La nomination d'une écologiste au titre d'ambassadrice des océans par Jean-Louis Borloo, le ministre du Développement durable et de la Mer n'en finit pas de soulever des inquiétudes sur les quais. Dans le sillage de la démission de Louis LePensec, le président de la commission consacrée à l'avenir de la pêche de grands fonds, toute la profession dénonce ce qu'elle estime être une mascarade politique. «On ne peut pas, au plus haut niveau, faire croire qu'un comité d'experts va rendre un avis impartial et, de l'autre, donner mandat à l'assemblée générale de l'Onu, de signifier l'abandon par la France de ses pêcheries de grandsfonds», soulignait il y a peu, Robert Bouguéon, le président de la fédération des comités locaux des pêches du Finistère. Une fois de plus, toute la filière craint sérieusement pour l'avenir de ses chalutiers de grands fonds. Le Pays bigouden compte une dizaine de chalutiers hauturiers pratiquant cette pêche. Même si, contrairement aux chalutiers lorientais de la Scapêche, ils ne pratiquent les grands fonds que de manière accessoire.
Des captures accessoires
Au Guilvinec, le Bara Lodenn est le seul chalutier hauturier à disposer d'un permis de pêche spécial (PPS) grands fonds. Pourtant, depuis 2007, seul un tiers de ses captures est composé d'espèces de grands fonds. Les deux autres navires de l'Armement bigouden à pratiquer cette pêche (Le Bara Brenn et le Bara Dous) utilisent des PPS tournants et débarquent des quantités encore plus faibles de poissons des grands fonds. Comme cinq chalutiers artisans. «La lotte reste notre espèce cible. Les PPS nous permettent de ne pas rejeter les captures accessoires», explique Soizig LeGall, la patronne de l'Armement bigouden.
Élément d'équilibres
Pour Tristan Douard, le directeur adjoint de Pêcheurs de Manche et Atlantique, l'association des deux principales organisations de producteurs concernées, «ces prises sont malgré tout importantes dans les comptes d'exploitations des bateaux». Reconnu pour sa politique sociale, l'Armement bigouden craint de ne plus pouvoir tenir le cap, en la matière. «Si nous perdons ces droits de pêche, on peut s'attendre à perdre une partie de nos équipages», craint Soizig Le Gall. Un risque que les armements estiment démesuré compte tenu de l'importance des captures. Patron de l'armement La Houle, Jo Loussouarn y voit d'ailleurs une lourde contradiction des environnementalistes: «Ces PPS sont un bien pour la ressource. Ils nous permettent des rotations saisonnières qui soulagent les fonds traditionnellement travaillés par nos bateaux». Les Calanques et La Houle, deux de ses chalutiers, bénéficient de PPS tournants.
«Le chalut menacé»
Pour l'armateur de Saint-Guénolé comme pour l'ensemble de la profession, la principale inconnue reste la définition des grands fonds.
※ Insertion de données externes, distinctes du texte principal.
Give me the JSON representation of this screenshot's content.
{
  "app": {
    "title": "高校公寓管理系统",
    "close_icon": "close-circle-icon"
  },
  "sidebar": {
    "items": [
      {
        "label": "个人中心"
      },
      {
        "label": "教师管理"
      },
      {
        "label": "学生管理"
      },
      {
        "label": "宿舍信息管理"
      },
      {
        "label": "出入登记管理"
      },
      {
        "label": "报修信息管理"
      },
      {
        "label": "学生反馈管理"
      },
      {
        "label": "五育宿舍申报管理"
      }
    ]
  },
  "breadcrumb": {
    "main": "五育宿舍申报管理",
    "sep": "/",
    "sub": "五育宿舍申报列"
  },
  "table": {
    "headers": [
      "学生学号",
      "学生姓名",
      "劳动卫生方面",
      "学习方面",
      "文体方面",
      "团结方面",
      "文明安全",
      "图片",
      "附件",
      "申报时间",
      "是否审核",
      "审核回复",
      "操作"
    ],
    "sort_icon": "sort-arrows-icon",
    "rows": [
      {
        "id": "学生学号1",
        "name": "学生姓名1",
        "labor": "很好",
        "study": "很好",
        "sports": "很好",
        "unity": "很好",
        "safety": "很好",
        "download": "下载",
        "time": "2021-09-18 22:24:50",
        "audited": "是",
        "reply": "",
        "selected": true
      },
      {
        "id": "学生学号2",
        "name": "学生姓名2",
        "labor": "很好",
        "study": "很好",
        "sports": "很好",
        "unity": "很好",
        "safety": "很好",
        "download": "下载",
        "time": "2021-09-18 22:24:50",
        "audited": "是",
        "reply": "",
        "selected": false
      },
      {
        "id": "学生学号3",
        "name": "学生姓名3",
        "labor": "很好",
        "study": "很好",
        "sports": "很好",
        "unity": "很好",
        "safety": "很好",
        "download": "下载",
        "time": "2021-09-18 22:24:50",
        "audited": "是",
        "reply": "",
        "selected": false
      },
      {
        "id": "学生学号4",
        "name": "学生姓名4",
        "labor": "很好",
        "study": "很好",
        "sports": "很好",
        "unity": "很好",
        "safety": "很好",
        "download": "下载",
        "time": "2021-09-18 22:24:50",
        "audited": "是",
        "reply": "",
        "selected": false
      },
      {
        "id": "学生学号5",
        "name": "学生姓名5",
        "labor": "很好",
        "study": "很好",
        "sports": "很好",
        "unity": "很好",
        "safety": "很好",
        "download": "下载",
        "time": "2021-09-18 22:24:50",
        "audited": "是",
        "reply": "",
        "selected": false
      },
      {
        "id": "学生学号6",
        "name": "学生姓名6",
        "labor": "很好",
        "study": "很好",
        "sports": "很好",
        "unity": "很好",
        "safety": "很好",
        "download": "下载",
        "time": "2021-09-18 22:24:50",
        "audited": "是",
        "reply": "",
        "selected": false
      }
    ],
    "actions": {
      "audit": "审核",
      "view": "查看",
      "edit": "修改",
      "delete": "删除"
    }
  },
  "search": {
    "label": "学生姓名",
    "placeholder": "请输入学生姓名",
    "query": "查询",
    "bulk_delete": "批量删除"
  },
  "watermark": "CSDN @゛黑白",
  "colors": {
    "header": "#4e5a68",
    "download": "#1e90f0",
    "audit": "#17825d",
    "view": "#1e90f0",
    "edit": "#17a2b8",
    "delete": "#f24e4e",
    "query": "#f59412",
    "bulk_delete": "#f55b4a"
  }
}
Une question à laquelle la commission présidée par Louis Le Pensec devait répondre. Avant sa démission. «Elle oscille entre 200m pour les environnementalistes et 400m pour les scientifiques», poursuit Tristan Douard. Le terrain de travail de toute la pêche hauturière cornouaillaise, qui pourrait ainsi être menacée. La profession y voit une attaque déguisée du chalut de fonds.